Kent Mayor Dana Ralph hit on a lot of topics during her more than 90-minute State of the City address.
Ralph, in her eighth on the job, told the crowd Thursday evening, March 20 at the Kent-Meridian High School Performing Arts Center that she kept on talking because she had so many good things to share. Ralph announced earlier this year that she is running for reelection for a third four-year term. Voters first elected her in 2017.
Here are few highlights from the address:
New operations center
The $35 million, 83,000-square-foot Kent East Hill Operations Center is under construction across from Clark Lake Park, south of SE 248th Street and east of 124th Avenue SE. It will house the Parks Department’s East Hill crew, most of the Public Works Department and a portion of Kent Police Department operations, including evidence storage.
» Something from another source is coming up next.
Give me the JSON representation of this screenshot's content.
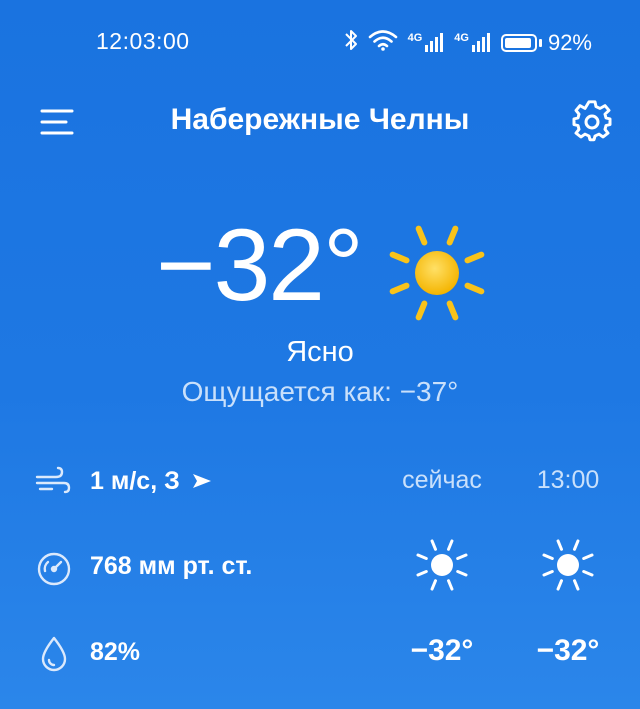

It also will host the city’s Information Technology data center.
“It is one of the biggest projects that our city has undertaken in many years,” Ralph said. “This new building will provide much needed additional space for staff who currently use the maintenance and operations facility down in the Valley at the Russell Road shops.
“Honestly, conditions down there have not been the greatest. We have not done a good job of keeping up with the demand and need for space. It was built over 30 years ago and Kent’s population has grown by over 64% in that time (to 140,400). That means the mandate for services, the need, the equipment and the number of people has also grown.”
Ralph said the facility will open later this year and it’s going to make “a huge difference.”
“You have to take care of the employees that take care of us,” she said.
New administration center
Ralph highlighted the new administrative services building as another way the city is keeping up with its growth.
The city recently bought for $11.25 million a former Boeing Employees Credit Union (BECU) call center building at the CenterPoint Corporate Park, 20610 68th Ave. S., to house many employees who now work in the Centennial Center, 400 W. Gowe St., and everyone who works at City Hall, across a parking lot from the Centennial Center.
“Our City Hall on Fourth Avenue just isn’t cutting it,” Ralph said. “It’s had structural challenges and no longer meets the needs of our staff in terms of space.”
Ralph said purchasing a new building made sense because of the expensive cost to try to renovate City Hall.
Employees at the Centennial Center are expected to move to the new office in 2026. The Centennial Center will become the new home of the Kent Police Department and house Council Chambers, to keep it downtown. The Police Department is now in an old former library just south of City Hall.
The City Council at its March 18 meeting approved a $2.4 million consulting contract with Houston, Texas-based Athenian Group to help with the campus relocation.
“I want to thank the council for approving those contracts at their last meeting and really helping us move our city forward,” Ralph said.
The mayor said decisions on moving city offices to new facilities is something that had to be done.
“We are going to make sure we are setting our city up for the next 50 years,” Ralph said.
Public safety
Despite a bill dying this month in a legislative committee in Olympia for the second consecutive year, Ralph plans to keep banging the drum louder to get approval from the Legislature for the city to enact a sales tax, without a vote of Kent residents, to pay for more police officers.
Ralph wants a sales tax of 3 cents on every $10 purchase to help raise an estimated $12 million a year to pay for 30 or more officers. Kent currently has 170 officers.
“For years now, you have heard me describe, the council describe and the police chief describe the staffing challenges we have in our department,” Ralph said. “Simply put, we do not have enough police officers and support staff to provide the level of public safety we deserve.”
Ralph said the lobbying of legislators will go on.
“We are not giving up on this effort,” she said. “We are going to keep making those trips to Olympia. I want to say thank you to our Kent City Council who have supported this effort and made it clear to our Legislature that the priority for our city is funding for public safety. …We are going to continue to work to secure that funding. We really don’t have any other choice.”